Von Nickerchen und schaltbaren Medikamenten

38 neue Doktorinnen und Doktoren verabschiedete die Mathematisch-Naturwissenschaftliche Fakultät in einer Feierstunde.
Foto/Copyright: Denis Schimmelpfennig, CAU

„Zur Bedeutung des menschlichen Alterns für die circadiane Rhythmik der Hauttemperatur, Körperkerntemperatur und Herzfrequenz sowie für verschiedene Aspekte der Lebensqualität und des Schlafes unter Berücksichtigung tageszeitlicher Nickerchen" – oft speziell, aber immer kreativ und vielfältig sind die Promotionen an der Christian-Albrechts-Universität zu Kiel (CAU). 38 neue Doktorinnen und Doktoren verabschiedete die Mathematisch-Naturwissenschaftliche Fakultät feierlich am Donnerstag (17. Dezember) im größten Hörsaal des Audimax. Ihre Themen reichten von der Chemie und Physik über die Meeresforschung bis zur Zoologie.
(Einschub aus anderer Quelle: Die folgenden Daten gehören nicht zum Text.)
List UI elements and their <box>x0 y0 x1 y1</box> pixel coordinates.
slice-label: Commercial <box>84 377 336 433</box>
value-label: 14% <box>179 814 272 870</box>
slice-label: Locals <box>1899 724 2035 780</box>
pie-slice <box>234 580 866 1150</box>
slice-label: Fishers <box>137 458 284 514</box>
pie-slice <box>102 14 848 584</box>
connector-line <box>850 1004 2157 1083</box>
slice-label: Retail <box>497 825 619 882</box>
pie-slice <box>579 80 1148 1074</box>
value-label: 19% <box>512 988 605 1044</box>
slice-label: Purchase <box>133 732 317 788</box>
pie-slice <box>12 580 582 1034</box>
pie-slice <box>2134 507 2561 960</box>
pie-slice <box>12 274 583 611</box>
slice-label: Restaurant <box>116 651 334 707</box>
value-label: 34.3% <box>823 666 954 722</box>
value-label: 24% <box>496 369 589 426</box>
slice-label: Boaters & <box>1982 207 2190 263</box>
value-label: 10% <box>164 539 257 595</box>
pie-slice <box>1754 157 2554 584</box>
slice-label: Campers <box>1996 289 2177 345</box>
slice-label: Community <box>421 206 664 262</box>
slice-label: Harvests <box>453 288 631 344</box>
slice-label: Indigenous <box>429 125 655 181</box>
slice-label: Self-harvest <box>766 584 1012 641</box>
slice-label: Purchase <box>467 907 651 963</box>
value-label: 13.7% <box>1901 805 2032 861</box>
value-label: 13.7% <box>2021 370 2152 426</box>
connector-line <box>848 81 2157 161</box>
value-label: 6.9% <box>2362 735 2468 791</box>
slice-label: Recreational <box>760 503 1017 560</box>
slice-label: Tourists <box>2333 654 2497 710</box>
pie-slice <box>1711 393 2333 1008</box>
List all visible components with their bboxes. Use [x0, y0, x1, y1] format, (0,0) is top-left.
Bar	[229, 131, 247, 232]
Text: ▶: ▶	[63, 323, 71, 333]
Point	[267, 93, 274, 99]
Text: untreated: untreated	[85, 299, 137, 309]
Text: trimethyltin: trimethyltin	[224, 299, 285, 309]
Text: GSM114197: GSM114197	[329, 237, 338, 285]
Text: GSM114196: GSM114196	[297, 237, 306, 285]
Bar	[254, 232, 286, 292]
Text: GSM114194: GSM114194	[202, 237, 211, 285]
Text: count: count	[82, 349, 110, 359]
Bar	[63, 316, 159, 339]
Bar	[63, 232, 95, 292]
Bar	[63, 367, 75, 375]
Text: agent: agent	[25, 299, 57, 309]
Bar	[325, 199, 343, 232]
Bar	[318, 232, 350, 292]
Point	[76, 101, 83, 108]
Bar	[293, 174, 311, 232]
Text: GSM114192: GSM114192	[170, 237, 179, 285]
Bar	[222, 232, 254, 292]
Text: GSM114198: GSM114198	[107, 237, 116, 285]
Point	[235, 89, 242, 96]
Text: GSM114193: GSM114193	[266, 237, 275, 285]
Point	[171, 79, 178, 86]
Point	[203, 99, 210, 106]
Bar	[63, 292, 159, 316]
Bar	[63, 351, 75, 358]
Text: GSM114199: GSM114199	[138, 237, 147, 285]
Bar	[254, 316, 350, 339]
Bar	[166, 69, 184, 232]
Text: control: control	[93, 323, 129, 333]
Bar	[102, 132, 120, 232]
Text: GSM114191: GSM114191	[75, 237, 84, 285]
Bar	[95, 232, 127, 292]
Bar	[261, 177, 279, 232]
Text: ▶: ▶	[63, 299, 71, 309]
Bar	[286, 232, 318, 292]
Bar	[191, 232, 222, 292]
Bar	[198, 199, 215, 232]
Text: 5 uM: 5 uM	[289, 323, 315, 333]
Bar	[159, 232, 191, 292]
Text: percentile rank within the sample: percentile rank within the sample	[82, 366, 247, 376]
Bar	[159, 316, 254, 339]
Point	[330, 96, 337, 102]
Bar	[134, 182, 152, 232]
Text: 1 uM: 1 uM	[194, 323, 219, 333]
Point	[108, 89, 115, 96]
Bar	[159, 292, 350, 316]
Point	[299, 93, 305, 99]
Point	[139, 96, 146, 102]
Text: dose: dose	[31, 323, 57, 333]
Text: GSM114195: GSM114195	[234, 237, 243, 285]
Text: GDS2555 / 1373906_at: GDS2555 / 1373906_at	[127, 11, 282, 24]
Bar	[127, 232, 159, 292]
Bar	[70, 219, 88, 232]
Dekan Professor Wolfgang J. Duschl überreichte den Absolventinnen und Absolventen die Abschlussurkunden und nahm ihnen per Handschlag den akademischen Eid ab, immer „die Wahrheit zu suchen und zu bekennen“. Rebecca Horbert, Doktorin der Pharmazeutischen Chemie, hielt den Festvortrag. Gemeinsam mit Kolleginnen und Kollegen war es ihr in ihrem Projekt gelungen, Medikamente mit einem chemischen Schalter zu versehen. So könnten Wirkstoffe künftig gezielter eingesetzt werden. Bionik-Forscher Dr. Lars Heepe untersuchte die Haftmechanismen von Insekten und Reptilien, also beispielsweise die Fähigkeit von Geckos oder Spinnen, an der Decke laufen zu können. Für seine Dissertation an der CAU enträtselte er auf Hochgeschwindigkeitsaufnahmen mit 180.000 Bildern pro Sekunde den Ablöseprozess der pilzförmigen Haftorgane der Tiere. Die physikalischen Prinzipien des sogenannten „Gecko-Effekts“ konnten bereits auf künstliche, klebstofffreie Haftfolien aus Silikon übertragen werden. Für Heepes Erkenntnisse verlieh ihm der Kieler Forschungsschwerpunkt Nanowissenschaften und Oberflächenforschung (KiNSIS) den Promotionspreis für „Nano Life Science“.